FIGURE 30-4 A: Posterior osteophytes can tent the posterior capsule and prevent full extension. B: Technique of removal of posterior osteophytes with the knee in flexion using a curved osteotome. |
In addition to affecting the extension gaps, posterior osteophytes can also affect flexion range by causing impingement on the posterior aspect of the tibial component in deep flexion. Indeed, Yau et al showed that residual posterior osteophytes after TKA were an independent risk factor for decreased flexion at 1 year after PS TKA, in addition to limited preoperative range of motion and overstuffing of the patellofemoral joint.16 Sriphirom et al in a recent prospective study on patients undergoing computer-assisted TKA showed a significant increase in both flexion and extension gaps after removal of posterior osteophytes.17 This further underlines the necessity to excise these osteophytes early on during the surgery in order to avoid unnecessary soft-tissue releases and excessive bony resection, especially if a gap balancing method is used and tension is assessed with the presence of these osteophytes.
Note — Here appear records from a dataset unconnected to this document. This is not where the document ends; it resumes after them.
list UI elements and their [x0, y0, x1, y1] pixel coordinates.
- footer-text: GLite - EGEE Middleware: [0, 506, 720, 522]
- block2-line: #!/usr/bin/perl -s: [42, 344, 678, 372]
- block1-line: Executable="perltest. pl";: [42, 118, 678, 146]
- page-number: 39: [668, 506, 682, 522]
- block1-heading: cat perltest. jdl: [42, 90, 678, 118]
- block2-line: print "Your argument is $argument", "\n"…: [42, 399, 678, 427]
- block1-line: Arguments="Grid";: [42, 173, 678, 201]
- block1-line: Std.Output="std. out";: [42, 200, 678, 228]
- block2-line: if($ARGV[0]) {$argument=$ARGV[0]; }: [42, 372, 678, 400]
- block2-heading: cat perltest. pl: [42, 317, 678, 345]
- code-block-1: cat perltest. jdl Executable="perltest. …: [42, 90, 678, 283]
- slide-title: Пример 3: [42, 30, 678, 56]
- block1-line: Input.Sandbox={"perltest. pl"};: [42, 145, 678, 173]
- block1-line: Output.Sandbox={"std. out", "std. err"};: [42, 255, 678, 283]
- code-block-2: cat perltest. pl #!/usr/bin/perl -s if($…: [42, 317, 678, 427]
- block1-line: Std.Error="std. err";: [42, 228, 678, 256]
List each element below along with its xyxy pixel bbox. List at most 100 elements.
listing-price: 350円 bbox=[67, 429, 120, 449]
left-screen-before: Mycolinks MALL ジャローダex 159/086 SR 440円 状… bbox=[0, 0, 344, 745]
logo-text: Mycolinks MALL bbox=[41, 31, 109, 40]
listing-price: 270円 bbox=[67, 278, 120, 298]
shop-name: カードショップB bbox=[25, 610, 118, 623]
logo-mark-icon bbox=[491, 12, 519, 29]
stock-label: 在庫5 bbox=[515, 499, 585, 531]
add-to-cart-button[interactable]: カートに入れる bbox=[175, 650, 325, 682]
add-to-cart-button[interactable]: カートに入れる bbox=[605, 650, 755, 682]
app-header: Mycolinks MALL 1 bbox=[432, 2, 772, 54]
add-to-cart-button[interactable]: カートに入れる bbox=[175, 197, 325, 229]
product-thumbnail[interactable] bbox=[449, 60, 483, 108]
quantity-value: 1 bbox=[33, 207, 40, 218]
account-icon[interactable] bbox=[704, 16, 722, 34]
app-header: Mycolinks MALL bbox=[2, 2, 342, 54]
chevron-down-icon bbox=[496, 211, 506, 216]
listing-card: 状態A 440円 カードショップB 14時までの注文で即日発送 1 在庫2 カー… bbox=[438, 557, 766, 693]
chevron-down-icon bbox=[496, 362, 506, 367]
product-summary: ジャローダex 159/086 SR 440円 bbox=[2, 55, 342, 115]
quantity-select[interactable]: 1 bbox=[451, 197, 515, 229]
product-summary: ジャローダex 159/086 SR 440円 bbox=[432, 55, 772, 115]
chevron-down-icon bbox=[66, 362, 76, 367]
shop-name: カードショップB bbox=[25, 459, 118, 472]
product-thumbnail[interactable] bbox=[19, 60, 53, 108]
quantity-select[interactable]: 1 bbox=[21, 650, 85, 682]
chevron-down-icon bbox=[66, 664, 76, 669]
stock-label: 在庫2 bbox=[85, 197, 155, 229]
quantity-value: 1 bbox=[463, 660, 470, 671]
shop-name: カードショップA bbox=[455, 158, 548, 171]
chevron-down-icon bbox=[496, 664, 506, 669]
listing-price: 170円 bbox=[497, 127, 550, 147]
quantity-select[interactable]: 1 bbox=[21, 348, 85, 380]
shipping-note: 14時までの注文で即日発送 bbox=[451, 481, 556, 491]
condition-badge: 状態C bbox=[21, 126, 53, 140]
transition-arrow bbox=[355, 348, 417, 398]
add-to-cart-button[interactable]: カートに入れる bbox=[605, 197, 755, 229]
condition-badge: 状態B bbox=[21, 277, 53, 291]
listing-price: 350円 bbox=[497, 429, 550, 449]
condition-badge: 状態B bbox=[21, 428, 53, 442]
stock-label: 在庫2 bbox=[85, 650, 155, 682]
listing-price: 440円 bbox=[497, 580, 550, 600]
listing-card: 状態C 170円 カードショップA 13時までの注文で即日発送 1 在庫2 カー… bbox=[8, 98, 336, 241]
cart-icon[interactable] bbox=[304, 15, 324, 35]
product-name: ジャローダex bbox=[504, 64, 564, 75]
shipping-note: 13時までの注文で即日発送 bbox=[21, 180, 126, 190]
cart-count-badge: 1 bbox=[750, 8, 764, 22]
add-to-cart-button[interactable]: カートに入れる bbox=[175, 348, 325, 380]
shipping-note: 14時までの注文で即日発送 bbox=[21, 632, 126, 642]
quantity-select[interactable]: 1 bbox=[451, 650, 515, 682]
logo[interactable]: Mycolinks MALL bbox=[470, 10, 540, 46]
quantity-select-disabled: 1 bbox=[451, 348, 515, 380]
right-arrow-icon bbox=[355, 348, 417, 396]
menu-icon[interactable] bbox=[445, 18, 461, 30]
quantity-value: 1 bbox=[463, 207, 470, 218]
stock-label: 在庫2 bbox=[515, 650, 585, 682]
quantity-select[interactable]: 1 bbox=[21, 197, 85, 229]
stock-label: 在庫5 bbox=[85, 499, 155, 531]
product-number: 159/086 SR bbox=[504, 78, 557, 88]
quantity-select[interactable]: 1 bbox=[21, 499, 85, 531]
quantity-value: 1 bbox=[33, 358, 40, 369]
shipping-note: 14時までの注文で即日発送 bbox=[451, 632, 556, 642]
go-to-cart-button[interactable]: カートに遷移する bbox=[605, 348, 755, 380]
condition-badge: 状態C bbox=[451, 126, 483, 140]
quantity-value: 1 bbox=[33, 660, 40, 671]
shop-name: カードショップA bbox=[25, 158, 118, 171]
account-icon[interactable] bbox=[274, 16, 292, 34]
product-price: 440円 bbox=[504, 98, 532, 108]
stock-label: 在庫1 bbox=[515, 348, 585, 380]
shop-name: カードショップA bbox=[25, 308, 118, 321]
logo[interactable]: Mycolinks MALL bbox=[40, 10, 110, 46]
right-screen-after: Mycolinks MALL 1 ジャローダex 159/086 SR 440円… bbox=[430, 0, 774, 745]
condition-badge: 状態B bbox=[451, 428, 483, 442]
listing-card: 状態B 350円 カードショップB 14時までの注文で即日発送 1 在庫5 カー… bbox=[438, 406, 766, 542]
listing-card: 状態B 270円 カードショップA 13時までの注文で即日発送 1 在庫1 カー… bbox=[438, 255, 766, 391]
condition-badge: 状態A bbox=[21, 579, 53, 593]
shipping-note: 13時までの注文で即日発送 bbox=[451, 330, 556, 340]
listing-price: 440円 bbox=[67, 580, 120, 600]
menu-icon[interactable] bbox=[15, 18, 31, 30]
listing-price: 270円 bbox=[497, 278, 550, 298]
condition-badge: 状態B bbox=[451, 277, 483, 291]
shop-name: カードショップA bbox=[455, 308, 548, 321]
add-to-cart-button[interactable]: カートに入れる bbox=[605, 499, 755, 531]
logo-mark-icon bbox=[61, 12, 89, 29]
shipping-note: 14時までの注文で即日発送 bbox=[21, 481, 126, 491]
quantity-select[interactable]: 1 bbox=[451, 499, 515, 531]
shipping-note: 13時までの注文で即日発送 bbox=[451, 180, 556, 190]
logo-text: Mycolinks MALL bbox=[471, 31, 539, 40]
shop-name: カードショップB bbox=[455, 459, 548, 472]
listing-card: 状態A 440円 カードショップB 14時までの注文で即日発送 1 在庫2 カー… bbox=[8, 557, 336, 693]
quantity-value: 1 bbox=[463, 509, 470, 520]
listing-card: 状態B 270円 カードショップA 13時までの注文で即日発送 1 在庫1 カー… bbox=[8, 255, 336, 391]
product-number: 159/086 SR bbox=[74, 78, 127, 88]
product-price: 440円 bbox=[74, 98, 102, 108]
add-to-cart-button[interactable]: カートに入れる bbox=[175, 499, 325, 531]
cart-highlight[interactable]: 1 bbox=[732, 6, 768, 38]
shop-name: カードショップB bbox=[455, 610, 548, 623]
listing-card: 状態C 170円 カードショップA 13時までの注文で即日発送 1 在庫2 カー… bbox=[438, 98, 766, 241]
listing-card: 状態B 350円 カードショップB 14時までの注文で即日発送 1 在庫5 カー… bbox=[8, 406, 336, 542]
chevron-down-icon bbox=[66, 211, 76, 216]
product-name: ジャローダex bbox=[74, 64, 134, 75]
If flexion contracture persists after resection of posterior osteophytes and loose bodies in the posterior recess, the posterior capsule is released subperiosteally using a Cobb elevator from the posterior femur in a controlled fashion to avoid injury to the superior geniculate arteries or to the popliteal neurovascular bundle (Fig. 30-5). In severe concomitant varus deformity with flexion contracture, adequate medial release should be ensured before too aggressive of a posterior release. This should include the posteromedial capsule and the semimembranosus insertion and that should help decrease extension gap tightness. In revision cases, actual excision of scar tissue posteriorly may be necessary.